Plus important encore : c’est extrêmement rare qu’il n’y ait qu’une seule façon d’exprimer les choses, un traducteur ne va donc pas vous énoncer de but en blanc une vérité absolue.

Ah, l’humour/les chansons/les jeux de mots, c’est intraduisible !
Et pourquoi donc ? Un traducteur ne traduit pas que des mots (c’est la base), il traduit du sens : l’esprit du message. Alors soit, si on traduit littéralement un jeu de mots, il n’y a pas beaucoup de risques qu’il fonctionne tel quel, mais qu’est-ce qui empêche d’inventer un jeu de mots équivalent en termes de registre, de langage, de capacité à faire rire ? Pareil pour l’humour et les chansons : il est toujours possible de créer dans sa langue maternelle quelque chose qui suscite les mêmes émotions et réactions.

Ma cousine est bonne en langues, tu lui conseilles de faire traduction ?
Je ne sais pas, je ne suis pas ladite cousine.
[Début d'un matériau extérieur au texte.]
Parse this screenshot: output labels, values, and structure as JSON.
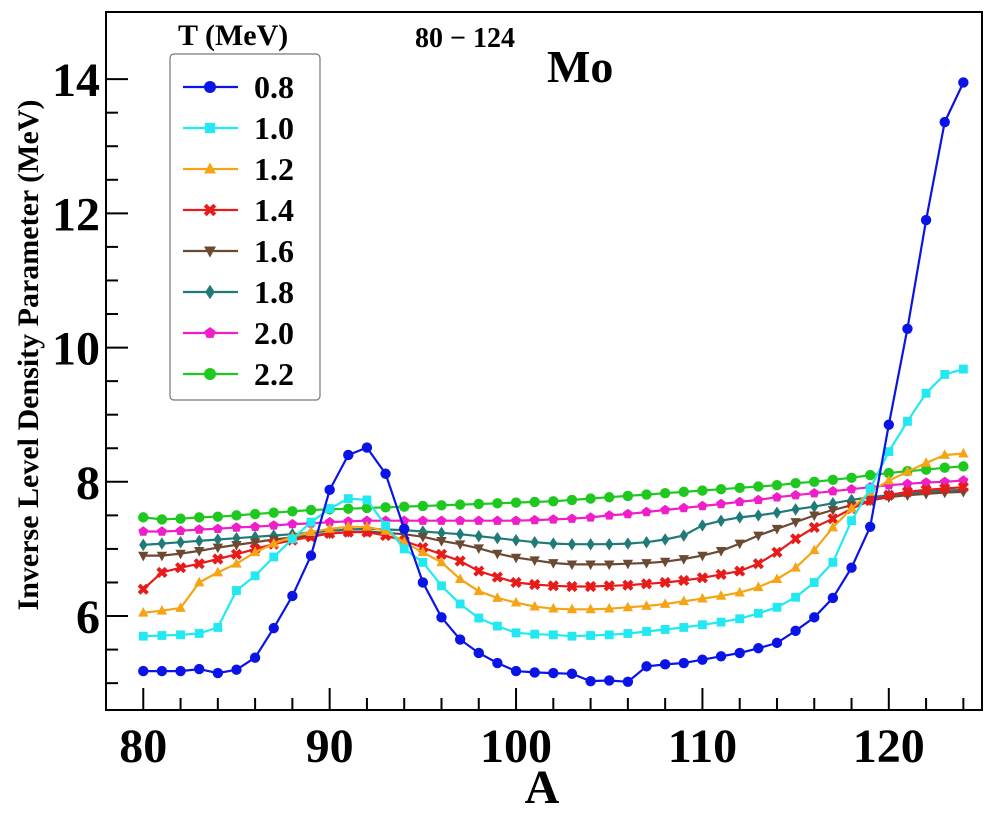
{
  "chart_data": {
    "type": "line",
    "xlabel": "A",
    "ylabel": "Inverse Level Density Parameter (MeV)",
    "xlim": [
      78,
      125
    ],
    "ylim": [
      4.6,
      15
    ],
    "x_ticks": [
      80,
      90,
      100,
      110,
      120
    ],
    "y_ticks": [
      6,
      8,
      10,
      12,
      14
    ],
    "grid": false,
    "legend_title": "T (MeV)",
    "legend_position": "top-left",
    "annotation": {
      "superscript": "80 − 124",
      "element": "Mo"
    },
    "x": [
      80,
      81,
      82,
      83,
      84,
      85,
      86,
      87,
      88,
      89,
      90,
      91,
      92,
      93,
      94,
      95,
      96,
      97,
      98,
      99,
      100,
      101,
      102,
      103,
      104,
      105,
      106,
      107,
      108,
      109,
      110,
      111,
      112,
      113,
      114,
      115,
      116,
      117,
      118,
      119,
      120,
      121,
      122,
      123,
      124
    ],
    "series": [
      {
        "name": "0.8",
        "color": "#0a14e6",
        "marker": "circle",
        "values": [
          5.18,
          5.18,
          5.18,
          5.21,
          5.15,
          5.2,
          5.38,
          5.82,
          6.3,
          6.9,
          7.88,
          8.4,
          8.51,
          8.12,
          7.3,
          6.5,
          5.98,
          5.65,
          5.45,
          5.3,
          5.18,
          5.16,
          5.15,
          5.14,
          5.03,
          5.04,
          5.02,
          5.25,
          5.28,
          5.3,
          5.35,
          5.4,
          5.45,
          5.52,
          5.6,
          5.78,
          5.98,
          6.27,
          6.72,
          7.33,
          8.85,
          10.28,
          11.9,
          13.36,
          13.95
        ]
      },
      {
        "name": "1.0",
        "color": "#22e8f2",
        "marker": "square",
        "values": [
          5.7,
          5.71,
          5.72,
          5.74,
          5.83,
          6.38,
          6.6,
          6.88,
          7.15,
          7.4,
          7.6,
          7.75,
          7.73,
          7.35,
          7.0,
          6.8,
          6.45,
          6.18,
          5.97,
          5.85,
          5.75,
          5.73,
          5.72,
          5.7,
          5.71,
          5.72,
          5.74,
          5.77,
          5.8,
          5.83,
          5.87,
          5.91,
          5.96,
          6.04,
          6.13,
          6.28,
          6.5,
          6.8,
          7.42,
          7.9,
          8.45,
          8.9,
          9.32,
          9.6,
          9.68
        ]
      },
      {
        "name": "1.2",
        "color": "#f5a416",
        "marker": "triangle-up",
        "values": [
          6.05,
          6.08,
          6.12,
          6.5,
          6.65,
          6.78,
          6.95,
          7.08,
          7.18,
          7.25,
          7.3,
          7.33,
          7.33,
          7.27,
          7.1,
          6.95,
          6.8,
          6.55,
          6.37,
          6.27,
          6.2,
          6.14,
          6.11,
          6.1,
          6.1,
          6.11,
          6.13,
          6.15,
          6.18,
          6.22,
          6.26,
          6.3,
          6.35,
          6.43,
          6.55,
          6.72,
          6.98,
          7.32,
          7.6,
          7.85,
          8.02,
          8.15,
          8.28,
          8.4,
          8.42
        ]
      },
      {
        "name": "1.4",
        "color": "#e81b1b",
        "marker": "x",
        "values": [
          6.4,
          6.65,
          6.72,
          6.78,
          6.85,
          6.92,
          7.0,
          7.07,
          7.13,
          7.18,
          7.23,
          7.25,
          7.25,
          7.2,
          7.12,
          7.02,
          6.92,
          6.82,
          6.67,
          6.58,
          6.5,
          6.47,
          6.45,
          6.44,
          6.44,
          6.45,
          6.46,
          6.48,
          6.5,
          6.53,
          6.57,
          6.62,
          6.67,
          6.78,
          6.95,
          7.15,
          7.32,
          7.45,
          7.6,
          7.72,
          7.8,
          7.85,
          7.88,
          7.9,
          7.92
        ]
      },
      {
        "name": "1.6",
        "color": "#6b4a34",
        "marker": "triangle-down",
        "values": [
          6.9,
          6.9,
          6.93,
          6.97,
          7.02,
          7.06,
          7.1,
          7.14,
          7.17,
          7.2,
          7.23,
          7.25,
          7.26,
          7.24,
          7.22,
          7.18,
          7.12,
          7.07,
          7.01,
          6.93,
          6.87,
          6.83,
          6.79,
          6.77,
          6.77,
          6.77,
          6.78,
          6.79,
          6.81,
          6.85,
          6.9,
          6.97,
          7.08,
          7.2,
          7.3,
          7.4,
          7.5,
          7.58,
          7.65,
          7.72,
          7.77,
          7.8,
          7.82,
          7.84,
          7.85
        ]
      },
      {
        "name": "1.8",
        "color": "#1f7a78",
        "marker": "diamond",
        "values": [
          7.06,
          7.08,
          7.1,
          7.12,
          7.14,
          7.16,
          7.18,
          7.2,
          7.22,
          7.24,
          7.27,
          7.29,
          7.3,
          7.29,
          7.28,
          7.26,
          7.24,
          7.22,
          7.19,
          7.16,
          7.13,
          7.1,
          7.08,
          7.07,
          7.07,
          7.07,
          7.08,
          7.1,
          7.14,
          7.2,
          7.35,
          7.42,
          7.47,
          7.5,
          7.54,
          7.59,
          7.63,
          7.68,
          7.73,
          7.77,
          7.8,
          7.83,
          7.85,
          7.87,
          7.88
        ]
      },
      {
        "name": "2.0",
        "color": "#ee1ec8",
        "marker": "pentagon",
        "values": [
          7.26,
          7.26,
          7.27,
          7.29,
          7.3,
          7.32,
          7.33,
          7.35,
          7.37,
          7.38,
          7.4,
          7.41,
          7.42,
          7.42,
          7.42,
          7.42,
          7.42,
          7.42,
          7.42,
          7.42,
          7.42,
          7.43,
          7.44,
          7.45,
          7.47,
          7.5,
          7.52,
          7.55,
          7.58,
          7.61,
          7.64,
          7.67,
          7.7,
          7.73,
          7.77,
          7.8,
          7.83,
          7.86,
          7.89,
          7.92,
          7.95,
          7.97,
          7.99,
          8.0,
          8.02
        ]
      },
      {
        "name": "2.2",
        "color": "#1fc81f",
        "marker": "circle",
        "values": [
          7.47,
          7.44,
          7.45,
          7.47,
          7.48,
          7.5,
          7.52,
          7.54,
          7.56,
          7.58,
          7.59,
          7.6,
          7.61,
          7.62,
          7.63,
          7.64,
          7.65,
          7.66,
          7.67,
          7.68,
          7.69,
          7.7,
          7.71,
          7.73,
          7.75,
          7.77,
          7.79,
          7.81,
          7.83,
          7.85,
          7.87,
          7.89,
          7.91,
          7.93,
          7.95,
          7.98,
          8.0,
          8.03,
          8.06,
          8.1,
          8.13,
          8.16,
          8.18,
          8.21,
          8.23
        ]
      }
    ]
  }
}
Elle aime chanter en anglais, regarder Game of Thrones sans sous-titres et a eu 18 au bac ? Très bien pour elle. Mais est-ce qu’elle est vraiment intéressée par le passage d’une langue à une autre, avec tout ce que cela implique : références culturelles, clarté, rythme de la phrase, terminologie ? Est-ce qu’elle aime triturer des phrases dans sa langue maternelle et les retourner dans tous les sens ? Est-ce qu’elle aime sa langue maternelle tout court ?

Moi, je suis bilingue, je n’ai pas besoin de traduction.
Comme c’est présomptueux ! Le bilinguisme, le vrai, c’est quand même être à l’aise dans une langue comme une autre, disposer de la même richesse de vocabulaire et d’expressions, spontanément, être au même niveau dans deux langues différentes. Et ce n’est pas toujours le cas des enfants nés dans des familles mixtes ou qui ont beaucoup voyagé, comme on pourrait le croire, et ça se voit surtout à l’écrit. Et quand bien même on serait bilingue, il resterait... oh, environ 6000 autres langues qu’on ne connaîtrait pas.
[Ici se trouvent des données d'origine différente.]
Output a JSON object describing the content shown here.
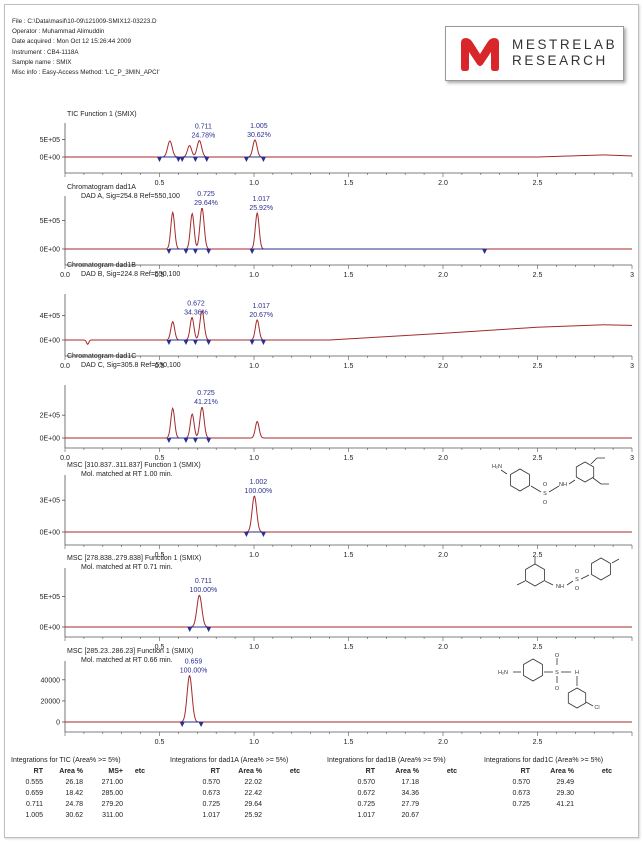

Faut vraiment faire des études pour être traducteur ?

Réponse polie : oui, il y a des méthodes à acquérir. Les études de traduction, ce ne sont pas des études de langues, on arrive normalement déjà avec des connaissances linguistiques. On apprend la méthodologie de la traduction, la recherche terminologique, les méthodes de recherche, les pièges à éviter. Donc oui, il faut vraiment faire des études pour être traducteur. En France, on peut — malheureusement — se dire traducteur sans avoir fait des études dans le domaine. Deux solutions : on est naturellement doué, on apprend sur le tas et les choses ne se passent pas trop mal, ou alors on a plus de mal, on se casse les dents, on livre des traductions qui ont honte d’être appelées « traductions », on fait pleurer les relecteurs et on fait du mal à la profession.
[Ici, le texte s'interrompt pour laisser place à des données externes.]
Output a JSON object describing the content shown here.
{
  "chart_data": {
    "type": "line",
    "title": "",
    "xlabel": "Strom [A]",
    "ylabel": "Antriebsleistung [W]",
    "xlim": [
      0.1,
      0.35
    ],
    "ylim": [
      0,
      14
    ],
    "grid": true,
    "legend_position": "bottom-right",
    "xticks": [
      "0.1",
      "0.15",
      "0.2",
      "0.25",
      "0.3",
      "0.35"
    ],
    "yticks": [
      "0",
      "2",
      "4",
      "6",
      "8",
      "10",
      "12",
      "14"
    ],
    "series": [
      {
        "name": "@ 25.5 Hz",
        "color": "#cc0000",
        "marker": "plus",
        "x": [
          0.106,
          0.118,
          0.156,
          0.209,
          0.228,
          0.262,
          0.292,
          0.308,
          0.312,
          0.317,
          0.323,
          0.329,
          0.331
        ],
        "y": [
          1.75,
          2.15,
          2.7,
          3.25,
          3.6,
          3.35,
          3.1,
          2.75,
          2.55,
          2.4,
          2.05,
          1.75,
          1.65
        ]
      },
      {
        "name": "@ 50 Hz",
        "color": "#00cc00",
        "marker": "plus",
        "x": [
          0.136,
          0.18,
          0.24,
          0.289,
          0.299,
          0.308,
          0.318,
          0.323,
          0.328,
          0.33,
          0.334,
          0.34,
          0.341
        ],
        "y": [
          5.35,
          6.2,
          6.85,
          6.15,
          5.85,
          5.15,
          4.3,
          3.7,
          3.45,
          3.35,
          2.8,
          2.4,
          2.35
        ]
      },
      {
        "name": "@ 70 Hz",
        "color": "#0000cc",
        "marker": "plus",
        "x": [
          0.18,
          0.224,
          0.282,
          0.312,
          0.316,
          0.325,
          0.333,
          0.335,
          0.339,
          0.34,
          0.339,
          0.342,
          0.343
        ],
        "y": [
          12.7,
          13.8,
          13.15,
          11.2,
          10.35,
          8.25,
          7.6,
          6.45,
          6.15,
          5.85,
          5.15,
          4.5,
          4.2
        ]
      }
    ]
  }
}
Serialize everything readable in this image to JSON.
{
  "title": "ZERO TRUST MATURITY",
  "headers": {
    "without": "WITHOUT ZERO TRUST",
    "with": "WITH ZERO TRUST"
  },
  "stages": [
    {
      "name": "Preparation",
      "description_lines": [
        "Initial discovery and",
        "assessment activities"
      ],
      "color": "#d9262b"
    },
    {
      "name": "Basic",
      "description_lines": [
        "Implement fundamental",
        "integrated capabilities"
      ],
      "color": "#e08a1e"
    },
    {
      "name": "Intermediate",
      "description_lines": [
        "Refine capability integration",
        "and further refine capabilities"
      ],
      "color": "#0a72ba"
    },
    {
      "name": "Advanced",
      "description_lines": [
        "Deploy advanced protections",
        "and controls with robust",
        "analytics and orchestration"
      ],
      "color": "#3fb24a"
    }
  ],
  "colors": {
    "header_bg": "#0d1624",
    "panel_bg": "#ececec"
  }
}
Ah ouais, traducteur ? C’est une bonne idée pour compléter ses revenus, ça !
Personnellement, c’est mon métier à plein temps. Si je veux compléter mes revenus, je vends des livres et des vêtements. Donc non, par pitié, pas de traduction le soir devant la télé ou le week-end en se grattant les pieds, pour « mettre du beurre dans les épinards » (en plus, après, les mains ne sentent pas très bon). La traduction est un métier sérieux, qui demande du temps et de la rigueur, et qui ne devrait pas être considéré comme un petit plus.

Et sinon, c’est quoi ton vrai métier ?
Traductrice le jour, super-héroïne la nuit bien sûr. La traduction, c’est un métier comme tous les autres. Exit l’image du traducteur qui travaille pépère sur l’herbe en pianotant sur son clavier ou de l’étudiant qui traduit des thèses pour arrondir ses fins de mois. La traduction manque de reconnaissance et pourtant, elle est essentielle dans tous les aspects de la vie : le menu du restaurant quand on va à l’étranger, le manuel d’utilisation du lave-linge dernier cri qu’on s’est offert, les directives envoyées par le siège de son entreprise...

Question bonus : Ah, t’es traductrice, tu fais du japonais ?
Ça veut dire quoi, « faire du japonais » ? Je prends des cours de japonais, oui, mais je ne produis pas du japonais, je ne traduis pas en japonais, je ne traduis pas depuis le japonais et je ne traduis pas non plus vers le japonais. D’ailleurs, je suis d’origine chinoise.

C’est tout pour cette fois, je me suis suffisamment auto-énervée comme ça :)
Et je me rends compte, honteusement, que j’avais déjà rédigé un billet similaire !! Comme quoi, on ne guérit jamais de sa condition de traducteur.

5 commentaires:

  1. J'avoue qu'on m'a souvent parlé comme ça aussi.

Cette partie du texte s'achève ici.